Poisons In The Laboratory: Scientists, Beware
On Saturday, take the time to lock up the cyanide and stash your arsenic somewhere safe, because next week is National Poison Prevention Week.
The Centers for Disease Control and Prevention estimate that, despite federally required child-proof packaging on most medicines, emergency rooms receive around 60,000 visits each year from children who sampled from the medicine cabinet. Poisoning is also one of the leading injury-related causes of death in the U.S., with 90 percent of deaths involving drugs, prescription or otherwise, according to the CDC.
It's not just parents that should keep proper poison control in mind. As workplaces go, laboratories are not nearly as risky as forests, but accidental poisoning has claimed the lives of experienced researchers as well as some of the most acclaimed figures in science.
Perhaps the most famous cautionary tale in science is that of Marie Curie, whose work on radioactivity earned her two Nobel Prizes in different scientific fields - chemistry and physics - a feat that has yet to be matched since.
But Curie's years of exposure to radioactive substances and x-rays led to leukemia and her death in 1934.
Another case of accidental poisoning occurred in 1996, when Karen Wetterhahn, a Dartmouth College chemistry professor, spilled a few drops of a mercury compound on her hand while working on an experiment. Wetterhahn wore protective latex gloves and worked under a ventilated hood at the time, but she still died of mercury poisoning several months later.
In a 1998 paper examining the circumstances of Wetterhahn's death in the New England Journal of Medicine, a Dartmouth Medical School-led team found that the compound that killed Wetterhahn, dimethyl mercury, easily penetrates latex. It turned out that the safety protocol for dimethylmercury, which merely recommended wearing appropriate chemical-resistant gloves, was not stringent enough to protect scientists, the paper said.

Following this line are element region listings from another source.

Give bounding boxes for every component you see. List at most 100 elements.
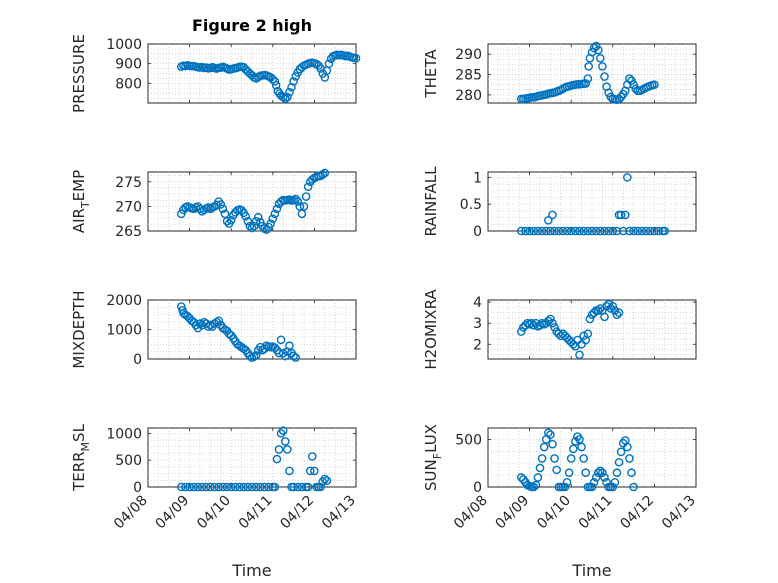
data-point	[222, 482, 232, 492]
data-point	[587, 482, 597, 492]
data-point	[285, 466, 294, 476]
y-tick-label: 0.5	[460, 197, 482, 213]
data-point	[245, 221, 255, 231]
data-point	[610, 306, 620, 315]
data-point	[627, 76, 636, 85]
data-point	[566, 226, 576, 236]
data-point	[546, 430, 555, 439]
data-point	[247, 223, 257, 233]
data-point	[579, 454, 588, 463]
data-point	[589, 477, 599, 487]
y-axis-label-rest: LUX	[422, 424, 440, 453]
data-point	[641, 226, 651, 236]
x-tick-label: 04/13	[319, 493, 359, 533]
y-tick-label: 290	[455, 47, 482, 63]
data-point	[606, 304, 616, 313]
y-tick-label: 265	[115, 224, 142, 240]
data-point	[322, 476, 332, 485]
data-point	[245, 351, 255, 361]
data-point	[548, 210, 557, 220]
data-point	[274, 445, 284, 454]
data-point	[525, 226, 534, 236]
y-tick-label: 1000	[106, 426, 142, 442]
y-tick-label: 500	[455, 432, 482, 448]
data-point	[596, 466, 605, 476]
data-point	[529, 226, 539, 236]
data-point	[562, 477, 572, 487]
x-tick-label: 04/11	[236, 493, 276, 533]
data-point	[303, 182, 313, 192]
data-point	[241, 211, 251, 221]
y-axis-label: PRESSURE	[70, 34, 88, 113]
data-point	[546, 314, 555, 324]
x-tick-label: 04/12	[277, 493, 317, 533]
data-point	[612, 226, 622, 236]
data-point	[222, 216, 232, 226]
data-point	[529, 482, 539, 492]
y-axis-label: TERRMSL	[70, 423, 92, 492]
data-point	[285, 341, 294, 351]
data-point	[214, 316, 224, 325]
data-point	[550, 454, 559, 463]
data-point	[583, 226, 593, 236]
y-axis-label-main: RAINFALL	[422, 166, 440, 237]
data-point	[637, 226, 647, 236]
data-point	[303, 482, 313, 492]
data-point	[633, 226, 643, 236]
subplot-sun-flux: 04/08 04/09 04/10 04/11 04/12 04/13 0 500 SUNFLU…	[422, 424, 699, 580]
data-point	[564, 468, 574, 478]
data-point	[608, 302, 618, 311]
data-point	[579, 226, 588, 236]
y-axis-label-main: H2OMIXRA	[422, 289, 440, 370]
data-point	[544, 428, 553, 438]
data-point	[591, 473, 601, 482]
y-axis-label-sub: F	[431, 453, 444, 459]
data-point	[278, 426, 288, 435]
data-point	[558, 226, 568, 236]
data-point	[596, 226, 605, 236]
figure-title: Figure 2 high	[192, 16, 312, 35]
y-tick-label: 285	[455, 68, 482, 84]
data-point	[616, 447, 626, 457]
data-point	[537, 226, 547, 236]
data-point	[604, 226, 613, 236]
data-point	[301, 192, 311, 201]
data-point	[583, 329, 593, 339]
data-point	[289, 351, 298, 361]
data-point	[629, 80, 638, 89]
data-point	[310, 466, 319, 476]
data-point	[581, 468, 591, 478]
data-point	[604, 299, 613, 309]
data-point	[616, 210, 626, 220]
data-point	[625, 74, 634, 83]
data-point	[614, 94, 624, 104]
data-point	[320, 168, 330, 178]
data-point	[548, 318, 557, 328]
data-point	[181, 482, 190, 492]
data-point	[206, 204, 215, 214]
data-point	[562, 226, 572, 236]
data-point	[283, 92, 292, 102]
y-axis-label: RAINFALL	[422, 166, 440, 237]
data-point	[593, 306, 603, 315]
data-point	[589, 43, 599, 53]
data-point	[193, 202, 203, 211]
data-point	[218, 204, 228, 214]
data-point	[253, 212, 263, 222]
data-point	[243, 482, 253, 492]
data-point	[280, 94, 290, 103]
data-point	[270, 77, 280, 86]
data-point	[214, 482, 224, 492]
x-tick-label: 04/10	[534, 493, 574, 533]
data-point	[220, 209, 230, 219]
data-point	[291, 353, 300, 362]
data-point	[533, 226, 543, 236]
data-point	[598, 468, 607, 478]
data-point	[593, 45, 603, 55]
data-point	[584, 62, 593, 71]
data-point	[216, 200, 226, 209]
data-point	[529, 320, 539, 330]
data-point	[568, 444, 578, 454]
data-point	[268, 214, 278, 224]
data-point	[297, 209, 307, 219]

Another scientist killed in the line of duty was Louis Slotin, who worked on the Manhattan Project and died in 1946 after a fission reaction experiment went awry. Slotin was holding two halves of a beryllium sphere around a core of plutonium, separated by a screwdriver, just before the accident. When the screwdriver slipped, the two halves of the sphere came in contact with each other and started a critical reaction, unleashing lethal amounts of radiation.
Slotin managed to knock the halves of the sphere apart, saving the lives of other researchers, but succumbed to radiation poisoning nine days after the accident.
Modern laboratory protocols may not always be perfect, but they are monumentally safer than cautionary measures taken by the earliest scientists, which seemed to mostly consist of ducking or praying.
Eighteenth-century Swedish-German chemist Carl Scheele discovered a host of previously unknown elements, including chlorine, tungsten, barium, hydrogen and oxygen. However, he unwisely had a habit of testing his discoveries by tasting them and sniffing them, and died of exposure to a wide variety of toxic substances in 1786.
Robert Bunsen, whose eponymous burner is present in even the humblest laboratories, had several close calls before he decided to switch from organic chemistry to inorganic chemistry. Before the career change, Bunsen was half-blinded from a chemical explosion and nearly died of arsenic poisoning twice.
Sometimes, however, lab-related poisoning is not accidental.
In 2011, Xiaoye Wang, the husband of a pharmaceutical research chemist, came down with what seemed like a suspiciously persistent case of the flu. Shortly before Wang died, doctors discovered that Wang had been poisoned with thallium, an incredibly toxic soft metal which his wife Tianle Li had access to in the labs at Bristol-Myers-Squibb.
Li, who was charged with Wang's murder in February 2011, was not even the first chemist to intentionally poison someone with thallium. A troubled Florida chemist, George Trepal, killed one of his neighbors and sickened two others by spiking bottles of Coca-Cola with the substance. Trepal is currently on death row.